Why India needs aid

Underlying the debate raging over British aid to India is the myth that the subcontinent's strong, market-driven growth of the past two decades has pulled hundreds of millions out of poverty. The economy is taking off; its people no longer need much aid, it is said.

In reality, since 1991, during which time India has experienced the highest growth in recent history, there has been no significant reduction in poverty or hunger. Two in every five children remain malnourished. A third of adults have an abnormally low body-mass index. Half of women of childbearing age are anaemic, a proportion far higher than in sub-Saharan Africa. More than 500 million Indians have no electricity, and less than a third have toilets.

The neoliberal policies unleashed by the prime minister, Manmohan Singh, when he was finance minister in the early 90s, have widened class disparities obscenely. Numbers such as 8% growth, and the fact there are 153,000 dollar millionaires, mean little to most Indians. The Ambani, Mittal and Tata families don't live on their planet.

The debate in the UK was fuelled by anger at India's decision to buy French Rafale jets rather than the Eurofighter Typhoon, prompting shrill accusations of "ingratitude". International development secretary Andrew Mitchell even admitted that the focus of aid to India included "seeking to sell the Typhoon" – in violation of the stated rationale of British overseas aid, to fight poverty and promote health and education.

So if India can spend billions on nuclear weapons, aircraft carriers and nuclear submarines, and on a moon mission, does it deserve aid?
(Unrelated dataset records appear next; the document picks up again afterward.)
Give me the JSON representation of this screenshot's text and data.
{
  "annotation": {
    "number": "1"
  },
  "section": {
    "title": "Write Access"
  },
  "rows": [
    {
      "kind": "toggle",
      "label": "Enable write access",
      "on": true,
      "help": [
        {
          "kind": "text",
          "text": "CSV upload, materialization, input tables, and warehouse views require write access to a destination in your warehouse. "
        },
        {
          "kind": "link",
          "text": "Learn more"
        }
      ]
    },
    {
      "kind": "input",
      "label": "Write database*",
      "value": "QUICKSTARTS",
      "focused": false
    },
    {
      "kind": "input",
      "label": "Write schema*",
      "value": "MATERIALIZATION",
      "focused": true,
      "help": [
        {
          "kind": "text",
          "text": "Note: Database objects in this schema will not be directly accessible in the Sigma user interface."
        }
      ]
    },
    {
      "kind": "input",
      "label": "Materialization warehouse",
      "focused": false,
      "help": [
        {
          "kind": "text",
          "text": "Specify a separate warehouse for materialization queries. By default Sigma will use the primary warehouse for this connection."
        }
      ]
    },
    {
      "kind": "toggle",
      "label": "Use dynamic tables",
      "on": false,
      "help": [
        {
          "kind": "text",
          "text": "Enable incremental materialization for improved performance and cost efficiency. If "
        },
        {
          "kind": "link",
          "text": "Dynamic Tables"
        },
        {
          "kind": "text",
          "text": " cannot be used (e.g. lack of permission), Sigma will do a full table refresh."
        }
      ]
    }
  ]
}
As was revealed this weekend, India has itself told Britain it doesn't want aid.

But this confuses the nature of aid – which is about poor people, not poor countries. Many Indians question the government's ballooning military expenditure, which has more than tripled since the 1998 nuclear blasts. Instead they want substantially improved public services, including food security, drinking water, healthcare (India's public health spending proportionate to GDP is among the world's lowest), sanitation, and education at affordable prices. Great struggles are under way on these issues, which have the potential to reshape Indian politics.
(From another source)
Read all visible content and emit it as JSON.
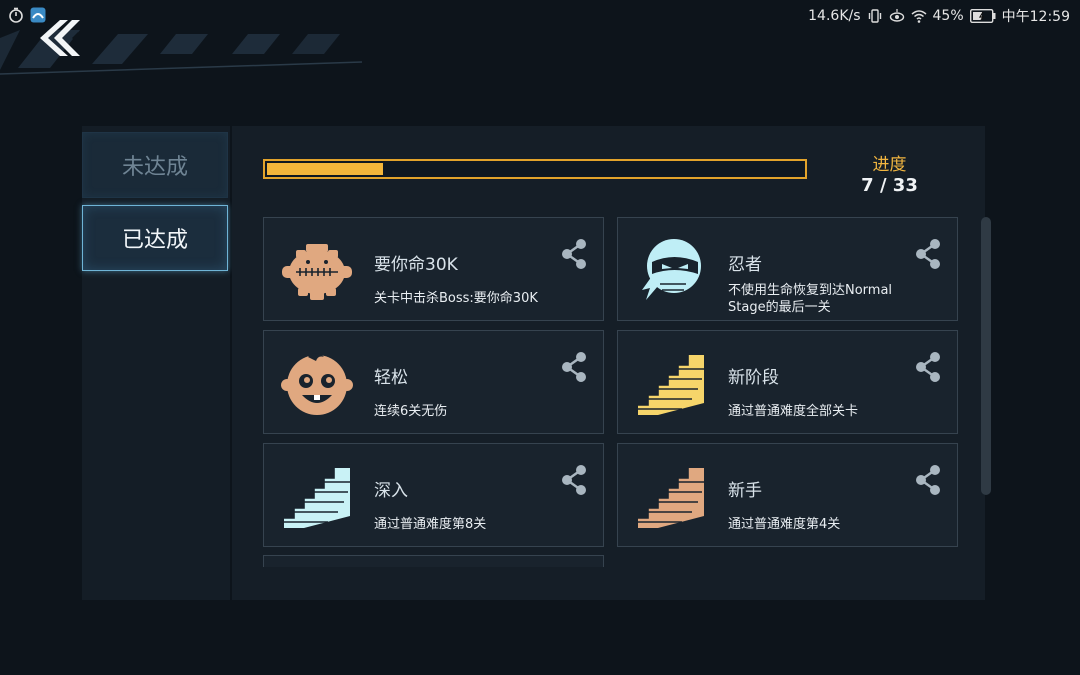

Besides, aid is much less wasteful than commonly thought. A small part of the international development department's budget might go towards GPS devices on buses in Bhopal, with dubious benefits. But more than 60% has gone in recent years into education and healthcare.

In 2003, India kicked out all but six aid donors in a fit of pique. The Bharatiya Janata Party-led government was upset at the worldwide criticism of the 2002 Gujarat pogrom of Muslims and some EU countries' efforts to support the victims. Such refusal of aid is morally reprehensible in itself. A government which presides over persistent destitution and has failed its most vulnerable people for 60 years has no right to refuse aid which could help them.

And though India has launched a modest aid initiative for the least developed countries, this shouldn't be cited as an argument to stop aid to India. There are even poorer people than Indians in several countries, but without India's wherewithal or skilled manpower. There is no reason why India shouldn't be donating food to Niger or Libya, or training technicians, policemen, diplomats and lawmakers in Afghanistan. This would only be wrong if India did nothing for its own people, and merely exploited business opportunities through tied aid.

Britain would be morally and politically wrong to terminate aid to India, home to the largest number of the world's poor. Giving aid not only acknowledges the injustice of colonial exploitation, it also arises from an obligation to redress the gross structural imbalances that continue to mark the world despite recent power shifts between states.

Good aid programmes can make humane existence possible for millions who have been denied it. Rather than Mitchell's aim to "invest more in the private sector" and public-private partnerships – which charge user fees the poor cannot afford – Britain should target schemes with a social transformation potential. Programmes that resemble a sovereign wealth fund and seek financial returns are less beneficial than building up people's human potential.

By Praful Bidwai, a political analyst, an activist and a regular columnist for the Hindu.